Des « tags » plurimillénaires
Au total, ce sont pas moins de trente inscriptions gravées qui ont été découvertes sur les murs de six tombes différentes de la Vallée des Rois, où les pharaons et les membres de l’élite égyptienne ont été inhumés pendant des siècles. La moitié étaient rédigées en tamoul ancien, et d’autres en sanskrit.
Si les archéologues ayant initialement fouillé les sépultures avaient documenté leur présence, ils n’avaient à l’époque pas été en mesure d’établir les langues utilisées. Récemment, Ingo Strauch, de l’université de Lausanne, et ses collègues ont découvert qu’elles avaient été laissées entre le Ier et le IIIe siècle de notre ère, lorsque l’Égypte faisait partie de l’Empire romain et que la Vallée des Rois constituait déjà une véritable attraction touristique.
Parmi les visiteurs formellement identifiés, un homme nommé Indranandin, affirmant être un « messager du roi Kshaharata », aurait été illustré alors qu’il faisait potentiellement route vers Rome, après avoir débarqué à Bérénice, sur la côte est de l’Égypte.
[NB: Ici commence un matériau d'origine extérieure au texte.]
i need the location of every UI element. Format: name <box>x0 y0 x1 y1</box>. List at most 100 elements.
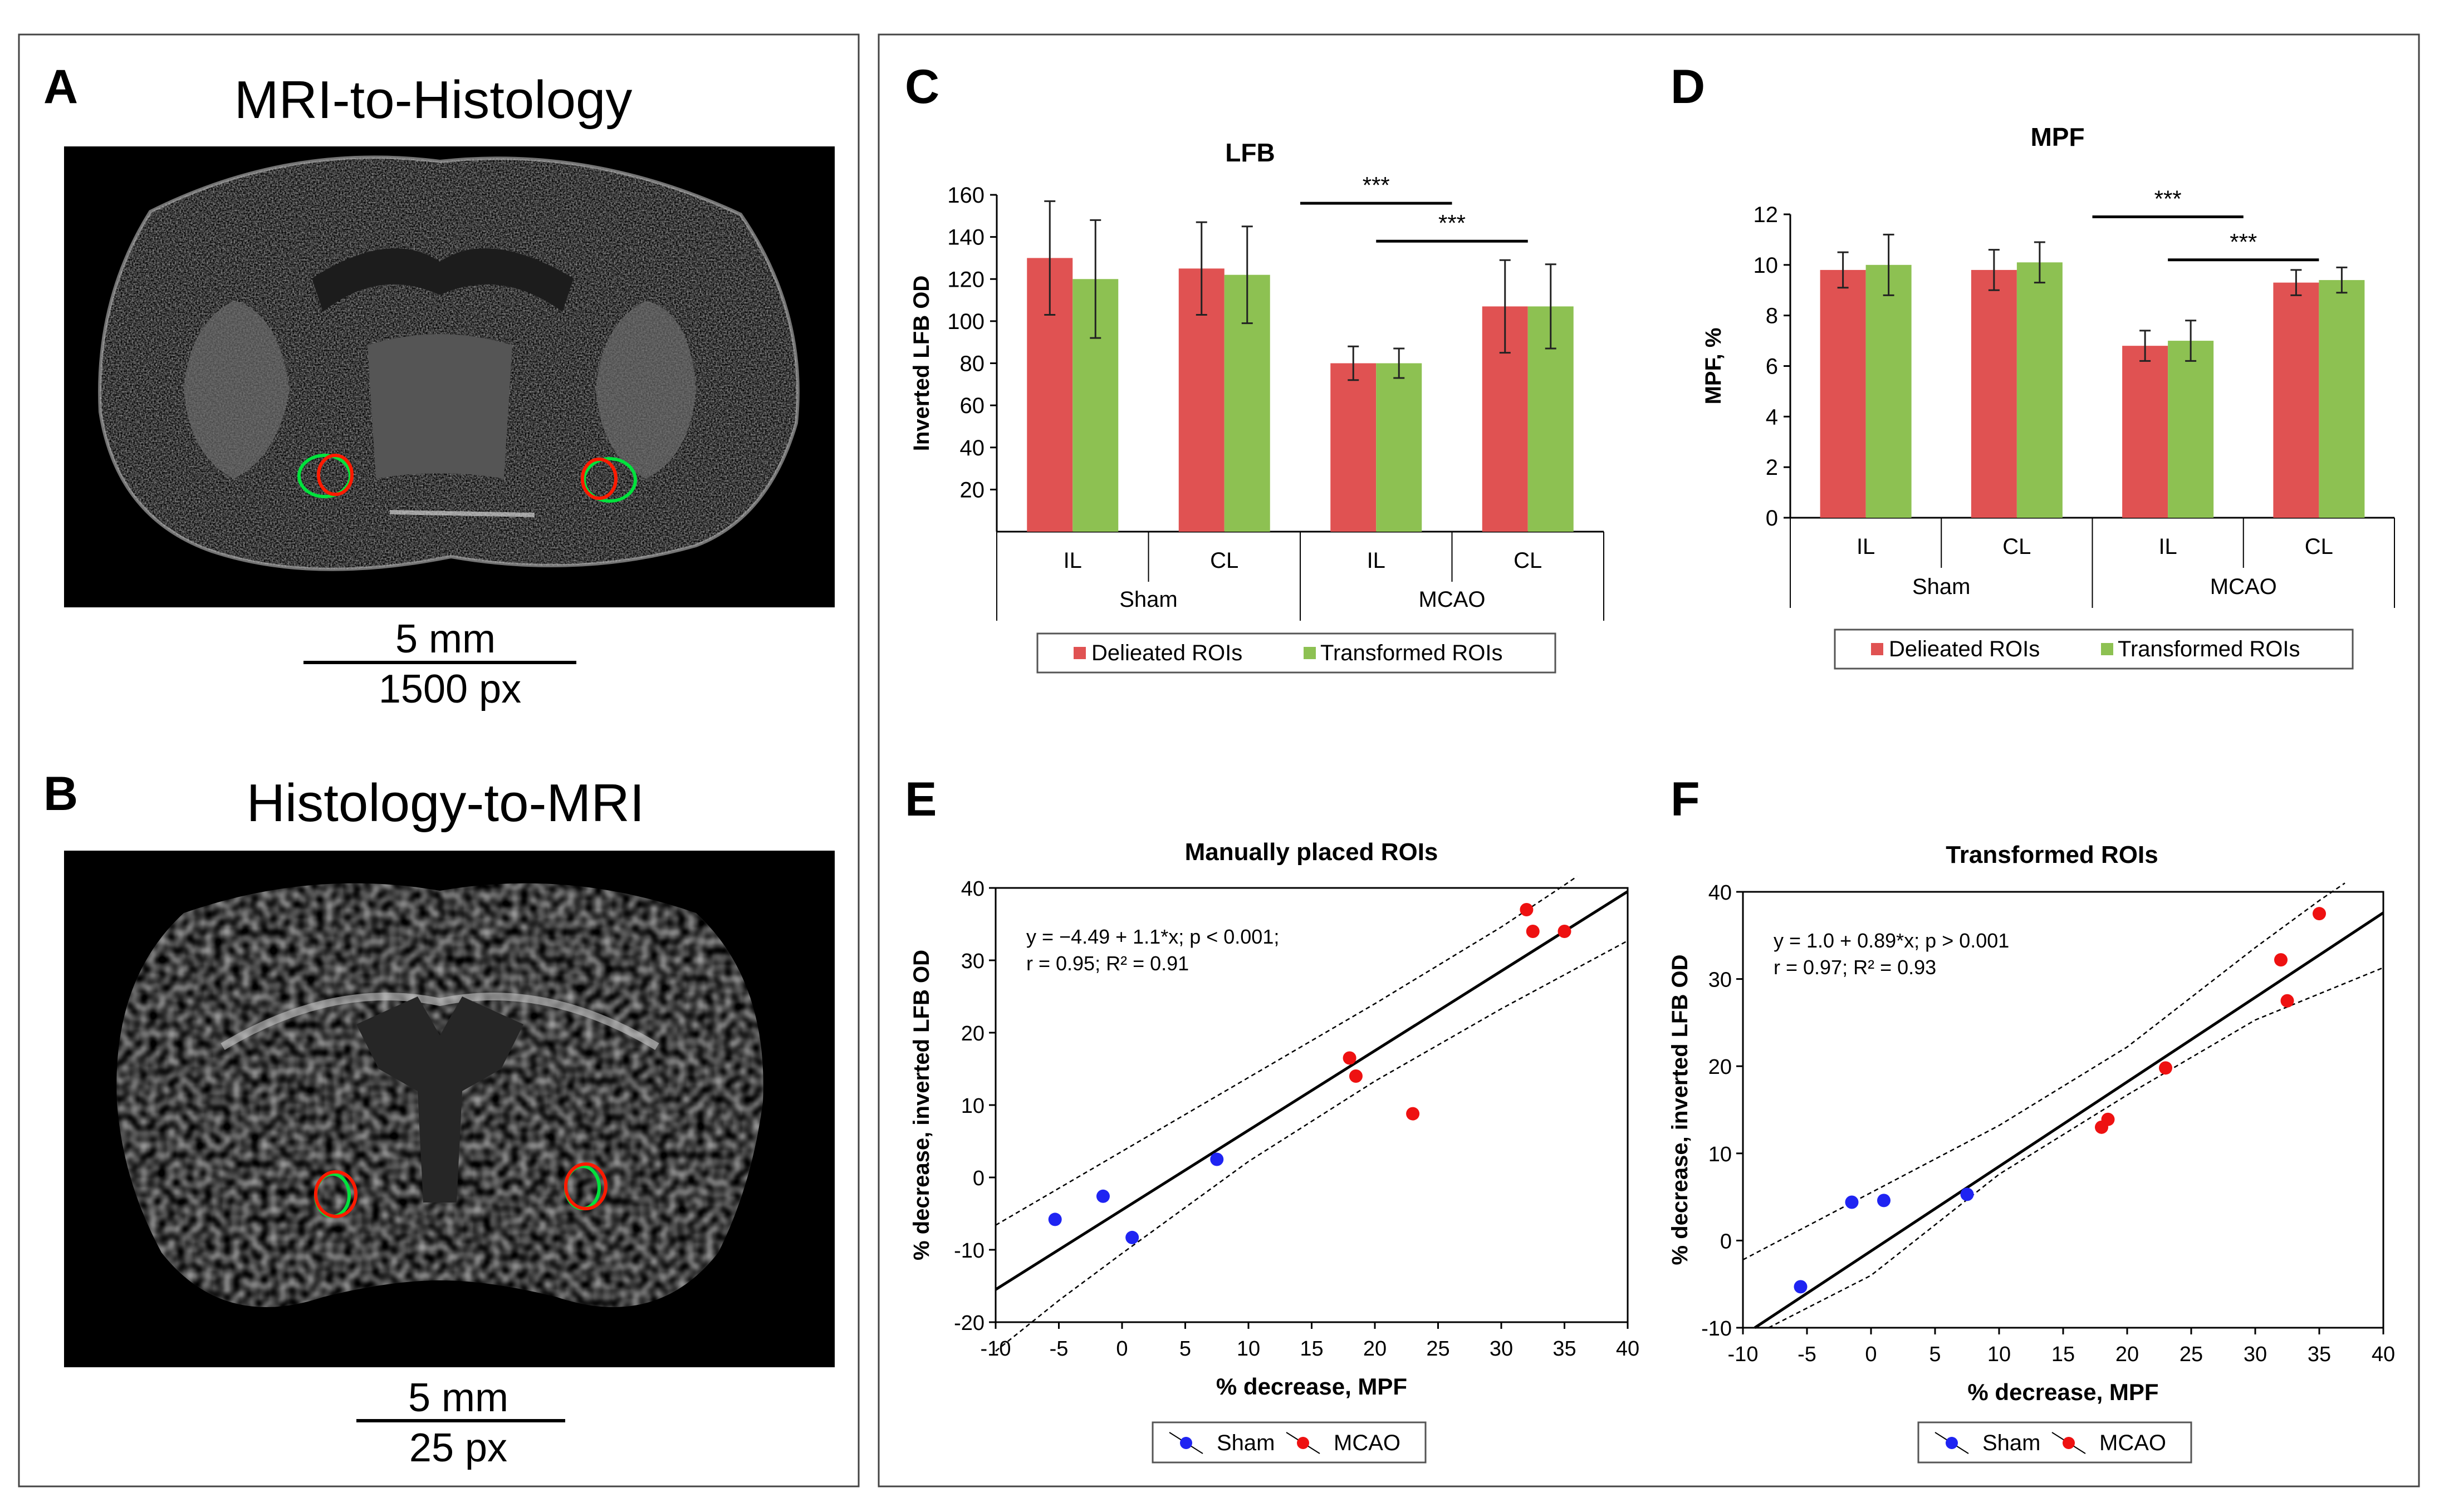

Ancient inscriptions written in Indian languages have been discovered on Egyptian tombs in the Valley of the Kings. https://t.co/eCKV2Dfzfo
— Live Science (@LiveScience) March 6, 2026
Le plus prolifique était sans conteste Cikai Korran, ayant laissé pas moins de huit inscriptions (« Cikai Korran est venu ici et a vu ») en tamoul dans cinq tombes différentes. Il s’agissait également d’un explorateur audacieux : l’une de ses inscriptions se trouvait à 5 ou 6 mètres au-dessus de l’entrée du tombeau de Ramsès IX (ayant régné de 1126 à 1108 avant notre ère), et une autre constituait la seule présente dans une sépulture, suggérant que celle-ci était alors scellée.
Une échelle sans précédent
S’ajoutant à celles réalisées dans les anciens ports de Myos Hormos et Bérénice, sur la mer Rouge, ces découvertes offrent un aperçu unique de la présence de marchands tamouls et indiens occidentaux en Égypte.
« Cela n’avait jamais été documenté à une telle échelle », commente le chercheur indépendant Kasper Grønlund Evers.
« De telles inscriptions illustrent également l’intérêt des voyageurs indiens antiques pour la culture égyptienne », estime Alexandra Von Lieven, de l’université de Münster. « Des prospections similaires sur d’autres sites du pays, notamment des temples, pourraient permettre d’en identifier davantage. »
Des millénaires plus tard, il semble que cette habitude perdure : en 2024, des touristes étrangers visitant Pompéi avaient été arrêtés après avoir laissé leurs initiales sur les murs de l’ancienne cité romaine, où des graffitis antérieurs à l’éruption du Vésuve ont également été découverts.